The location was originally a general-purpose arena called Arena Modelo. Arena Modelo was built in the 1910s or 1920s for boxing events. By the early 1930s the arena was abandoned until professional wrestling promoter Salvador Lutteroth began promoting wrestling, or Lucha libre events in Arena Modelo on September 21, 1933. For the next ten years it served as the main venue for Lutteroth's promotion Empresa Mexicana de Lucha Libre (EMLL) until Lutteroth commissioned the construction of Arena Coliseo in Mexico City. After Arena Coliseo opened in 1943, Arena Model served as the location for EMLL's wrestling school. By 1953 even Arena Coliseo was too small for the crowds EMLL's shows were attracting, Lutteroth promised to "build the largest wrestling arena in the world" on the site of Arena Modelo and construction started not long after.

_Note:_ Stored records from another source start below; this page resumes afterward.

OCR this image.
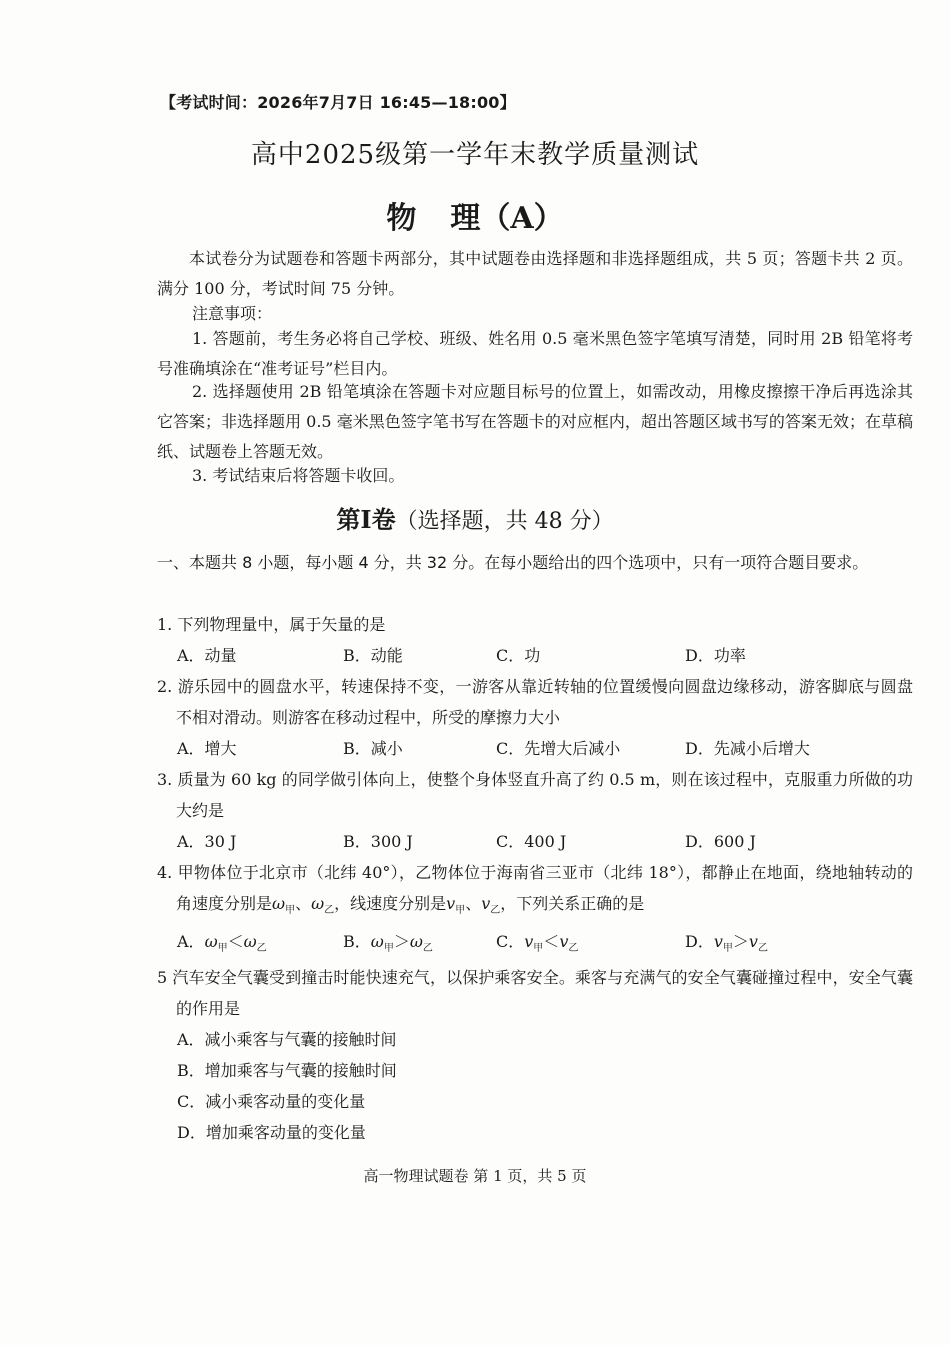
【考试时间：2026年7月7日 16:45—18:00】
高中2025级第一学年末教学质量测试
物 理（A）
本试卷分为试题卷和答题卡两部分，其中试题卷由选择题和非选择题组成，共 5 页；答题卡共 2 页。满分 100 分，考试时间 75 分钟。
注意事项：
1. 答题前，考生务必将自己学校、班级、姓名用 0.5 毫米黑色签字笔填写清楚，同时用 2B 铅笔将考号准确填涂在“准考证号”栏目内。
2. 选择题使用 2B 铅笔填涂在答题卡对应题目标号的位置上，如需改动，用橡皮擦擦干净后再选涂其它答案；非选择题用 0.5 毫米黑色签字笔书写在答题卡的对应框内，超出答题区域书写的答案无效；在草稿纸、试题卷上答题无效。
3. 考试结束后将答题卡收回。
第Ⅰ卷（选择题，共 48 分）
一、本题共 8 小题，每小题 4 分，共 32 分。在每小题给出的四个选项中，只有一项符合题目要求。
1. 下列物理量中，属于矢量的是
A．动量	B．动能	C．功	D．功率
2. 游乐园中的圆盘水平，转速保持不变，一游客从靠近转轴的位置缓慢向圆盘边缘移动，游客脚底与圆盘不相对滑动。则游客在移动过程中，所受的摩擦力大小
A．增大	B．减小	C．先增大后减小	D．先减小后增大
3. 质量为 60 kg 的同学做引体向上，使整个身体竖直升高了约 0.5 m，则在该过程中，克服重力所做的功大约是
A．30 J	B．300 J	C．400 J	D．600 J
4. 甲物体位于北京市（北纬 40°），乙物体位于海南省三亚市（北纬 18°），都静止在地面，绕地轴转动的角速度分别是$\omega_甲$、$\omega_乙$，线速度分别是$v_甲$、$v_乙$，下列关系正确的是
A．$\omega_甲<\omega_乙$	B．$\omega_甲>\omega_乙$	C．$v_甲<v_乙$	D．$v_甲>v_乙$
5 汽车安全气囊受到撞击时能快速充气，以保护乘客安全。乘客与充满气的安全气囊碰撞过程中，安全气囊的作用是
A．减小乘客与气囊的接触时间
B．增加乘客与气囊的接触时间
C．减小乘客动量的变化量
D．增加乘客动量的变化量
高一物理试题卷 第 1 页，共 5 页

Arena México, as it was renamed, stood complete in 1956 and is still the largest arena built specifically for professional wrestling. From 1956 and forward Arena México has been the main venue for EMLL and all of their Anniversary shows. In 1968 it was selected to be the location of the boxing competition at the 1968 Summer Olympics that was held in Mexico City. Since its construction, Arena Mexico had been hosting boxing shows on a regular basis and following the refurbishment for the Olympic Games, several major boxing events have been held at Arena Mexico, hosting several world title bouts. In 1990, EMLL was renamed Consejo Mundial de Lucha Libre (CMLL), retaining ownership of the arena.

==Present operations==
Arena México hosts twice weekly wrestling events promoted by CMLL. On Tuesdays they present "CMLL Martes Arena Mexico" (CMLL Arena Mexico Tuesday) and on Fridays they present "CMLL Super Viernes" (CMLL Super Friday), which is the promotions primary event, taped for television. Arena México also hosts all of CMLL's feature events and pay-per-view shows and have done so since the arena opened in 1956. On May 2, 2025, CMLL co-produced a special event with American promotion Major League Wrestling titled CMLL vs. MLW, marking the first time that an American professional wrestling promotion has produced a show from the arena. On June 18, 2025, All Elite Wrestling (AEW) held their first wrestling show in Mexico with its television special, Grand Slam Mexico. Since 2023, CMLL has also held their annual Fantastica Mania Mexico show in partnership with the Japanese professional wrestling promotion New Japan Pro-Wrestling.

==As a boxing venue==
From the 1950s to near the end of the 20th century, Arena Mexico was a major venue for boxing as well. During this time, all of Mexico's boxing greats, except Julio César Chávez have fought here. Some of those that have include Rubén Olivares, Chucho Castillo, Carlos Zárate Serna, Pipino Cuevas, Julio Guerrero, Famoso Gómez, Memo Téllez, Miguel Castro and Raúl Rodríguez. Arena Mexico was the scene of some of "Púas" Rubén Olivares major victories and it was the scene of his last fight, when he was beaten by newcomer Ignacio Madrid. Most of the biggest fights fought in Mexico during the 1960s to 1970s period took place here.

One notable world championship fight occurred here in 1989, when Ghanaian Nana Konadu fought Mexican Gilberto Román in the superflyweight division. No one anticipated a chance for Konadu, but he won.

From 2000 to 2008, there had not been a world-class championship fight in Arena Mexico. However, it returned when Mexican Jorge "Travieso" Arce beat Panamanian Rafael Concepción in the super flyweight division and Mexican Jackie Nava beat Argentinian Betina Garino in the female bantamweight division.

==As a MMA venue==
In December 2017, the mixed martial arts promotion Xtreme Fighters Latino announced its move to Arena México, for the XFL 36 event, whose main event was between Montserrat Ruiz and Sarai Saenz Flores for the XFL strawweight championship. The event also featured foreign participation, when Brazilian Alessandro Costa faced Daniel Corona in a flyweight fight.